Прежде чем он мог что-либо сделать, они прижали его к бревенчатой стене. Теперь он оказался лицом к ним. С двумя-тремя он еще мог бы справиться, но не со всеми семерыми. Стараясь, чтобы его мысли прояснились, он тряхнул головой. Лучше оказать хоть какое-нибудь сопротивление, чем подвергнуться пыткам.
Вдруг он увидел на земле с полдюжины бадей. Господи, что они собираются делать?
– На, получай, псих! – провопил один из нормандцев. Он схватил бадью и размашистым движением выплеснул ее содержимое на Сенреда.
Ледяная вода словно обожгла его. На какой-то миг у него перехватило дыхание. Тут на него опрокинули еще одну бадью. Он знал, что существует много видов пытки, но о такой, которая начинается вот так, он не знал. Полуослепленный, он пошатнулся в их сторону. Они окружили его.
Вода лилась на него со всех сторон. Сенред попятился назад и ударился о стену.
– Это тебе приветствие от графини Луны! – выкрикнул один из рыцарей.
– Хорошенькое мы тебе устроили купание, псих! – воскликнул другой.
За деревней Чёрк дорога, которая вела на восток, несколько лиг шла вдоль мелкой речушки, называвшейся Тау. Кругом лежала открытая, чуть всхолмленная плодородная местность, хотя в этом году вся пшеница была выжжена засухой. Эверард заметил, что, хотя стоял уже поздний октябрь, поля так и не были вспаханы, зелеными были только деревья, росшие у самой речки.

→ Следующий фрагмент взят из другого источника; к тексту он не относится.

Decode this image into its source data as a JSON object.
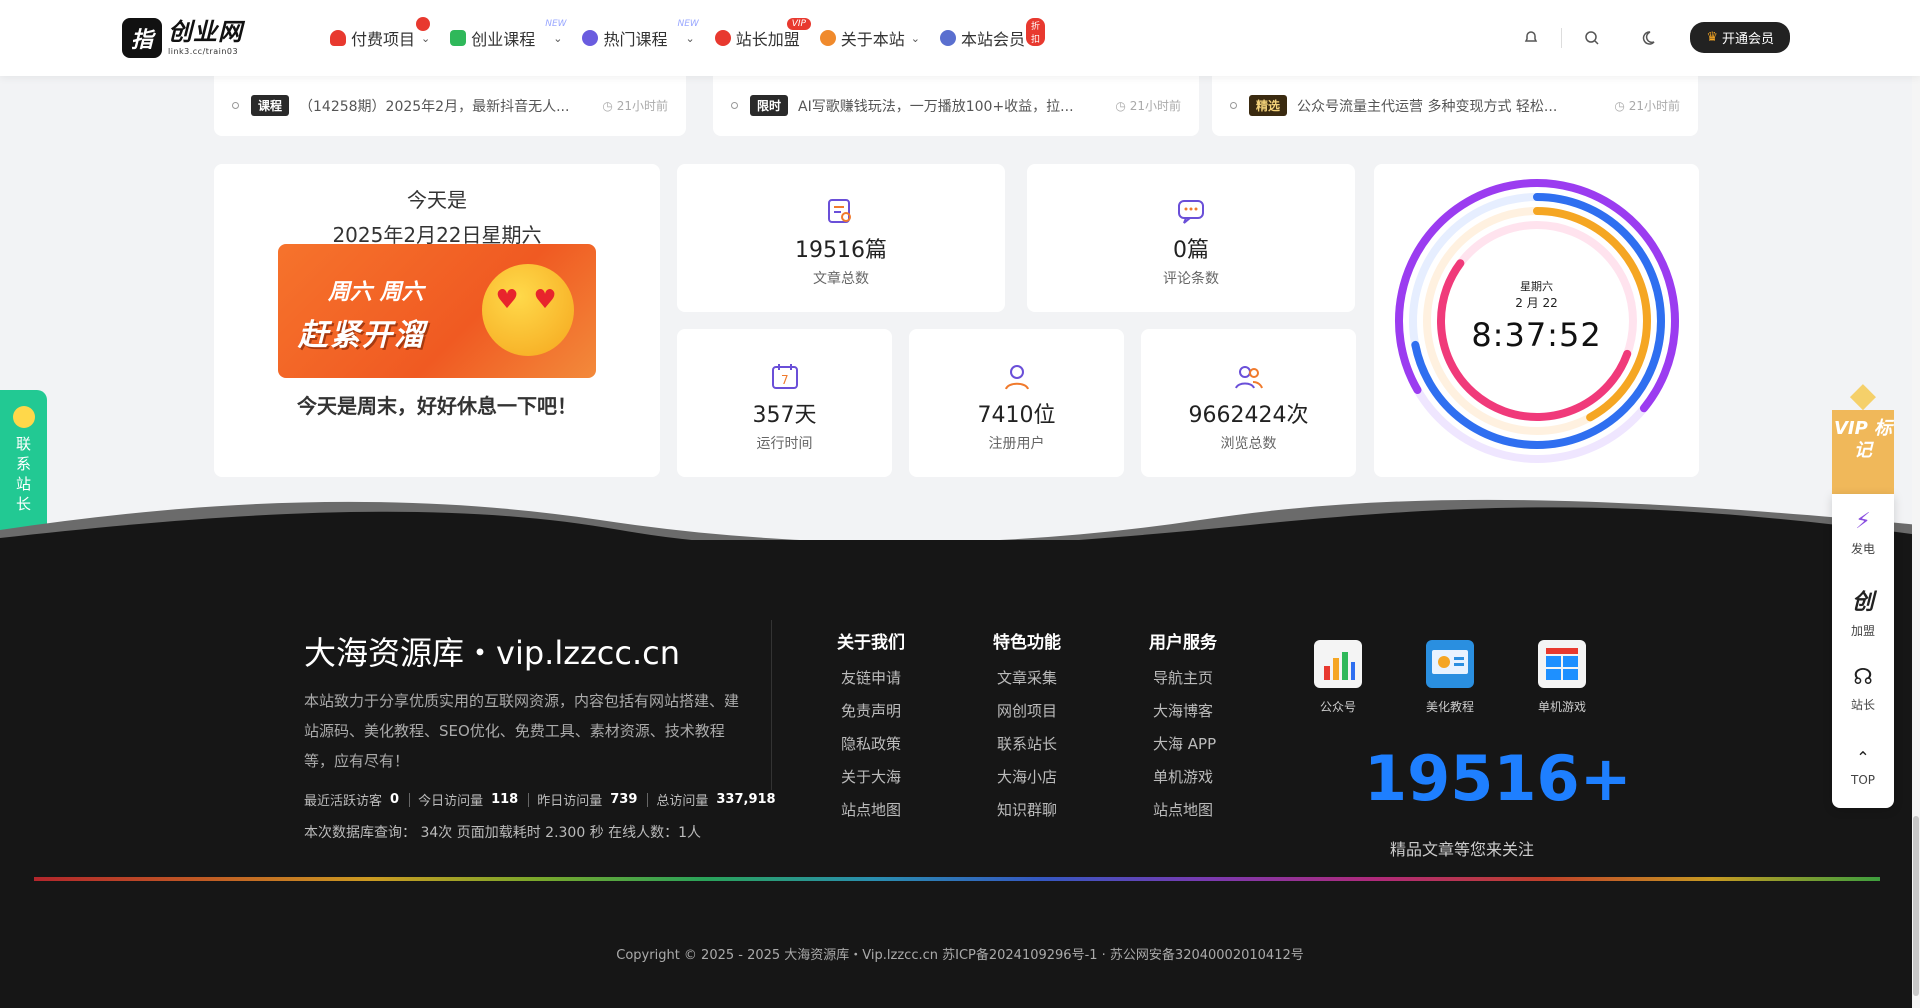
{
  "header": {
    "logo_mark": "指",
    "logo_title": "创业网",
    "logo_sub": "link3.cc/train03",
    "nav": [
      {
        "label": "付费项目",
        "badge": "",
        "color": "#e8392f"
      },
      {
        "label": "创业课程",
        "badge": "NEW",
        "color": "#2fb85a"
      },
      {
        "label": "热门课程",
        "badge": "NEW",
        "color": "#6a5cdf"
      },
      {
        "label": "站长加盟",
        "badge": "VIP",
        "color": "#e8392f"
      },
      {
        "label": "关于本站",
        "badge": "",
        "color": "#f08a2c"
      },
      {
        "label": "本站会员",
        "badge": "折扣",
        "color": "#5a6fcf"
      }
    ],
    "vip_button": "开通会员"
  },
  "lists": [
    {
      "tag": "课程",
      "title": "（14258期）2025年2月，最新抖音无人...",
      "time": "21小时前"
    },
    {
      "tag": "限时",
      "title": "AI写歌赚钱玩法，一万播放100+收益，拉...",
      "time": "21小时前"
    },
    {
      "tag": "精选",
      "title": "公众号流量主代运营  多种变现方式 轻松...",
      "time": "21小时前"
    }
  ],
  "today": {
    "label": "今天是",
    "date": "2025年2月22日星期六",
    "banner_line1": "周六 周六",
    "banner_line2": "赶紧开溜",
    "message": "今天是周末，好好休息一下吧！"
  },
  "stats": [
    {
      "value": "19516篇",
      "label": "文章总数"
    },
    {
      "value": "0篇",
      "label": "评论条数"
    },
    {
      "value": "357天",
      "label": "运行时间"
    },
    {
      "value": "7410位",
      "label": "注册用户"
    },
    {
      "value": "9662424次",
      "label": "浏览总数"
    }
  ],
  "clock": {
    "weekday": "星期六",
    "date": "2 月 22",
    "time": "8:37:52"
  },
  "contact_tab": "联系站长",
  "footer": {
    "brand": "大海资源库・vip.lzzcc.cn",
    "description": "本站致力于分享优质实用的互联网资源，内容包括有网站搭建、建站源码、美化教程、SEO优化、免费工具、素材资源、技术教程等，应有尽有！",
    "stats": [
      {
        "label": "最近活跃访客",
        "value": "0"
      },
      {
        "label": "今日访问量",
        "value": "118"
      },
      {
        "label": "昨日访问量",
        "value": "739"
      },
      {
        "label": "总访问量",
        "value": "337,918"
      }
    ],
    "query_info": "本次数据库查询： 34次 页面加载耗时 2.300 秒 在线人数：1人",
    "columns": [
      {
        "title": "关于我们",
        "links": [
          "友链申请",
          "免责声明",
          "隐私政策",
          "关于大海",
          "站点地图"
        ]
      },
      {
        "title": "特色功能",
        "links": [
          "文章采集",
          "网创项目",
          "联系站长",
          "大海小店",
          "知识群聊"
        ]
      },
      {
        "title": "用户服务",
        "links": [
          "导航主页",
          "大海博客",
          "大海 APP",
          "单机游戏",
          "站点地图"
        ]
      }
    ],
    "apps": [
      "公众号",
      "美化教程",
      "单机游戏"
    ],
    "big_number": "19516+",
    "follow_text": "精品文章等您来关注",
    "copyright": "Copyright © 2025 - 2025 大海资源库・Vip.lzzcc.cn 苏ICP备2024109296号-1 · 苏公网安备32040002010412号"
  },
  "sidebar": {
    "vip_text": "VIP 标记",
    "items": [
      "发电",
      "加盟",
      "站长",
      "TOP"
    ]
  }
}
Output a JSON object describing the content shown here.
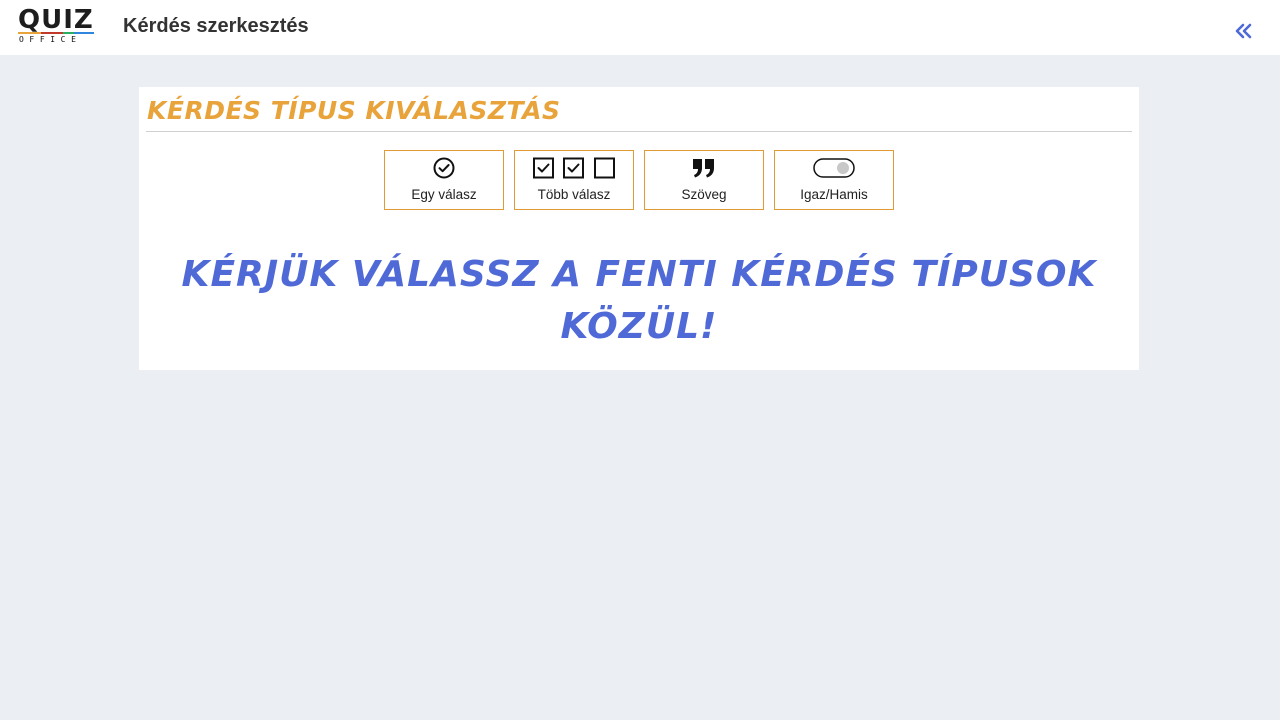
{
  "header": {
    "logo": {
      "main_letters": [
        "Q",
        "U",
        "I",
        "Z"
      ],
      "main_colors": [
        "#1d1d1d",
        "#1d1d1d",
        "#1d1d1d",
        "#1d1d1d"
      ],
      "accent_colors": [
        "#e8a33a",
        "#c0392b",
        "#27ae60",
        "#2e86de"
      ],
      "sub": "OFFICE"
    },
    "title": "Kérdés szerkesztés",
    "collapse_icon": "double-chevron-left-icon"
  },
  "card": {
    "title": "KÉRDÉS TÍPUS KIVÁLASZTÁS",
    "question_types": [
      {
        "label": "Egy válasz",
        "icon": "check-circle-icon"
      },
      {
        "label": "Több válasz",
        "icon": "checkbox-group-icon"
      },
      {
        "label": "Szöveg",
        "icon": "quote-icon"
      },
      {
        "label": "Igaz/Hamis",
        "icon": "toggle-icon"
      }
    ],
    "prompt": "KÉRJÜK VÁLASSZ A FENTI KÉRDÉS TÍPUSOK KÖZÜL!"
  },
  "colors": {
    "background": "#ebeef3",
    "accent_orange": "#e8a33a",
    "accent_blue": "#4f69d6",
    "border_orange": "#e29a36"
  }
}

Солнце уже стояло высоко, и, глядя вперед, предводитель отряда наметил на зеленом берегу реки место для привала. Какое-то время он наблюдал за сержантом Карсфу, который ехал вдоль колонны рыцарей: пятьдесят в авангарде, пятьдесят в арьергарде, за обозом. Даже в полях, где за ними никто не наблюдал, за исключением нескольких вилланов, Эверард строго следил за дисциплиной своих рыцарей. Кое-кто за его спиной поругивал приверженность Эверарда к железной дисциплине, но он знал, что, оказываясь среди других солдат, как, например, на этой свадьбе, они любили похвастать своей выучкой.